Eric Bosshard - Midwest Research

Lastly, in terms of guidance with a strong month of April, the second quarter sales guidance seems a little bit conservative. I guess also the earnings guidance, it seems like 2Q is a bit bullish, the second half it remains somewhat conservative. Is there anything other than you just being conservative in those two areas, the sales guidance and the earnings considerations for the second half?

Dave Rickard

Let me remind you of a couple of things. Number one, we got the Easter shift benefit in April, and so obviously that is an above trend performance within that individual month, and we will go back to a more normal year to year comparison as we get into May and June, and the guidance does reflect that.

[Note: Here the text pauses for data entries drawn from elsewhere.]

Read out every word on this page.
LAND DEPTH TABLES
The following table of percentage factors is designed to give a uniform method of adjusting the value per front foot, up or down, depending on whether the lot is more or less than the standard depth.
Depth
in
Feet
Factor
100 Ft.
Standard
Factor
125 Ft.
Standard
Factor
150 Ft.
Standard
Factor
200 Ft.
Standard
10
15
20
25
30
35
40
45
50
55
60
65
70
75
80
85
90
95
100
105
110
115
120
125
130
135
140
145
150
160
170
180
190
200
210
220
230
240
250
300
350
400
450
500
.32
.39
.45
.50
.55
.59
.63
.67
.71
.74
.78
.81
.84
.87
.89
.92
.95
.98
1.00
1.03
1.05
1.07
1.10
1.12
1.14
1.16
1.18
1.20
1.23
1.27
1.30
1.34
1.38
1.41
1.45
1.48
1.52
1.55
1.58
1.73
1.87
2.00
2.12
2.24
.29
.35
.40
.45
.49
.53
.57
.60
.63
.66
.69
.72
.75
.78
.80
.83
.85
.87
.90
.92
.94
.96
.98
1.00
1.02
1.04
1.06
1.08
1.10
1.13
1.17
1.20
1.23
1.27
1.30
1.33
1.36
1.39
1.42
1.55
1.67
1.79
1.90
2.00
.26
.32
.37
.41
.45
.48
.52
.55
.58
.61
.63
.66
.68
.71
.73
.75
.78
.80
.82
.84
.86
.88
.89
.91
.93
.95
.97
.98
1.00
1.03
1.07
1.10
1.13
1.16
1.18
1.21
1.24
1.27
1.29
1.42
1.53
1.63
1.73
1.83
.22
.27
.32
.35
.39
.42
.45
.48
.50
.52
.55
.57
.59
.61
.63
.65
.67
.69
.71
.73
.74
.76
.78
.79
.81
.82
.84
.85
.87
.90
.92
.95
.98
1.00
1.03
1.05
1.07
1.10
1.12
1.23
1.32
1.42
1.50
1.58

In terms of the second quarter, I think that is a fair estimate of where we are going to come in. It is the initial guidance that we have given for the quarter. We are not upping or downing that particular quarter. That is just where we see it coming in.

I try to be realistic as opposed to conservative.

Eric Bosshard - Midwest Research

Very good. Thank you.

Dave Rickard

We will take one more question.


Your final question comes from David McGee of SunTrust Robinson-Humphreys.

David McGee - SunTrust Robinson-Humphreys

Good morning. Just a quick question with regard to your comment earlier about the Medicaid reimbursement cut next year having an impact on the magnitude of maybe a few pennies. What is your assumption now with regard to the dispensing fee portion of the negotiations? Are you expecting any wins there?

Dave Rickard

I think that we will likely have some progress on that side. I think it is unrealistic it will fully offset the hit we will take at the federal level, but it seems that some states do recognize what has gone on here and do recognize that on a fairness basis, they ought to be willing to more fully compensate our dispensing costs, so I think we will have a little bit of progress there. How much we will have to see.

I think that also it will not become very clear until quite late in the year, when we get down to very, very specific negotiations. Right now, it is general talk.

David McGee - SunTrust Robinson-Humphreys

You sound a little more bullish about that, though, then maybe last time when we spoke.

Dave Rickard

I think I am a little more bullish because we have heard some positive comments from some of the states that we had not heard before.

David McGee - SunTrust Robinson-Humphreys

Thank you. Good luck.

Dave Rickard

Thank you.


Ladies and gentlemen, this concludes today’s conference call. You may now disconnect.